Hunger strike continues in New York’s infamous Rikers Island

Inmates have complained of indifference by officials regarding the risk of COVID-19 spread, inadequate heating during winter, lack of proper hygiene and rising violence inside the prison

January 18, 2022 by Peoples Dispatch
US prisoners strike

More than 200 detainees at New York City’s infamous Rikers Island continue their hunger strike for the 10th consecutive day. The strike began on January 8 after detainees at the Robert N. Davoren Center started refusing food served by the Department of Correction to protest the deteriorating living conditions inside the prison complex.

Inmates have complained of indifference by officials regarding the risk of COVID-19 spread, rapidly dropping temperatures inside prison cells due to inadequate heating during winter, lack of proper hygiene and cleaning, and rising violence inside the prison, among other issues. Striking detainees are also demanding the resumption of recreational time and medical visits. 

Despite the city spending close to USD 556,000 per prisoner in Rikers’ Island, the deteriorating conditions in the complex led to 16 custodial deaths in 2021 alone. The prison complex faced multiple crises including a strike by prison guards and officials in the middle of a staff shortage, a COVID-19 outbreak infecting hundreds, and multiple fires, making last year the deadliest since 2013.

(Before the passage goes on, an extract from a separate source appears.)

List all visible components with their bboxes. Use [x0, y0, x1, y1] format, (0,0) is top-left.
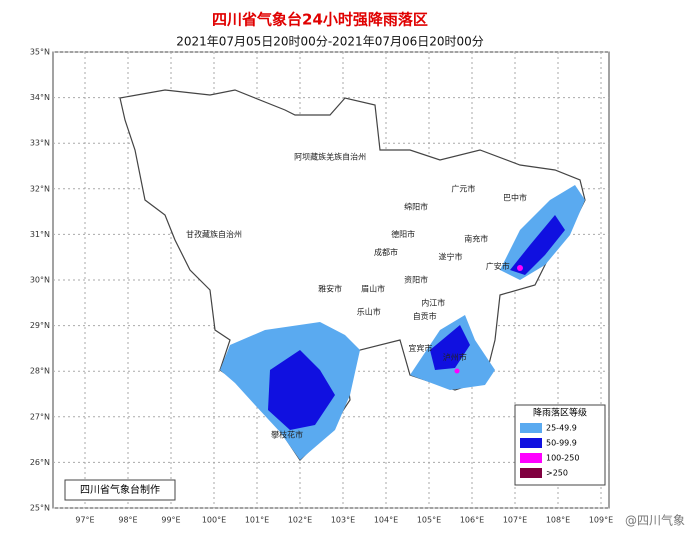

In an interview with NPR, Alice Fontier, managing director of the Neighborhood Defender Service of Harlem, one of several groups advocating for decarceration and shutting down the prison complex, said that the conditions in the island “have been deteriorating for the last several months.”

“There are very few officers working on the units, which means that, you know, the incarcerated people are left to fend for themselves. So safety and security are all but gone,” said Fontier.

The staffing shortage, partly because of low recruitment in the past several years, is exacerbated by the correctional officers’ concerted actions against scrutiny from city officials in cases where they call in sick or take leave in large numbers affecting essential services inside the prisons.

The island houses some of the key prison complexes of New York City, with a combined capacity of holding anywhere between 10,000 to 15,000 detainees a day. But as the crises spiraled since the outbreak of the pandemic, the numbers have come down to between 4,000 to 6,000 detainees per day.

An overwhelming majority of the detainees are being held in pre-trial detention, which is also common for most of the city’s prison systems. As per data published by the Vera Institute for Justice from the New York City Open Data Website, 81.8% of jailed people in the city were pre-trial detained as of October 8, 2021.

Also Read: Death toll in infamous New York prison reaches 11 this year as crisis spirals

Even before the pandemic, the prison complex was ridden with issues such as staffing shortages, high levels of violence, and harsh living conditions. The pandemic only exacerbated the situation. Despite early release of hundreds of inmates in 2020 and 2021 under consideration of the pandemic, thousands of unvaccinated and at-risk people continue to be admitted and detained in the island.

The Omicron-induced surge has brought the number of infections inside the prison to over 370 in the past few weeks, with case positivity rate climbing up as high as 17% in the last week of December. At the same time, only close to 38% of the inmates were fully vaccinated, creating conditions that prompted state legislators who visited the jail in September 2021 to call the complex “horror island”.

NYC’s recently elected mayor Eric Adams has maintained silence on the matter, with the city administration’s Department of Corrections releasing a statement last week arguing that there is no hunger strike and that detainees are only refusing food from services run by the department. The department also insisted that inmates were sharing commissary food, but is yet to release any response on the striking inmates’ condition.

On the other hand, prison officials are taking retributive measures against the strike organizers. One of the strike leaders, Earvin Bowins, is confirmed to have been abruptly transferred to another facility in the island.

Mayor Adams has conceded to several demands by the Correction Captains Association, the union representing correctional officers, including replacing the city commissioner of the Department of Corrections earlier this month. He in turn rolled back restrictions on sick leaves and also expelled the department’s chief internal investigator who has been dealing with over 2,000 discipline cases against prison officials.

Joanne Page of the Fortune Society, an organization working for prison reforms in the city, in a recent op-ed criticized both the mayor and the prison officials’ union for shielding those causing neglect of the inmates.

“The lessons learned by those people at Rikers who are put into a situation of predator or prey is a formula for unleashing violence into our most vulnerable neighborhoods and must be corrected,” Page argued.

Activists and some local politicians have been calling for the shut down of the complex for years. Both the state and city administrations had announced in 2019 that the island prison complex would be closed by 2026. But despite bail reforms and other measures to cut down the number of inmates, the crisis in the island has only grown.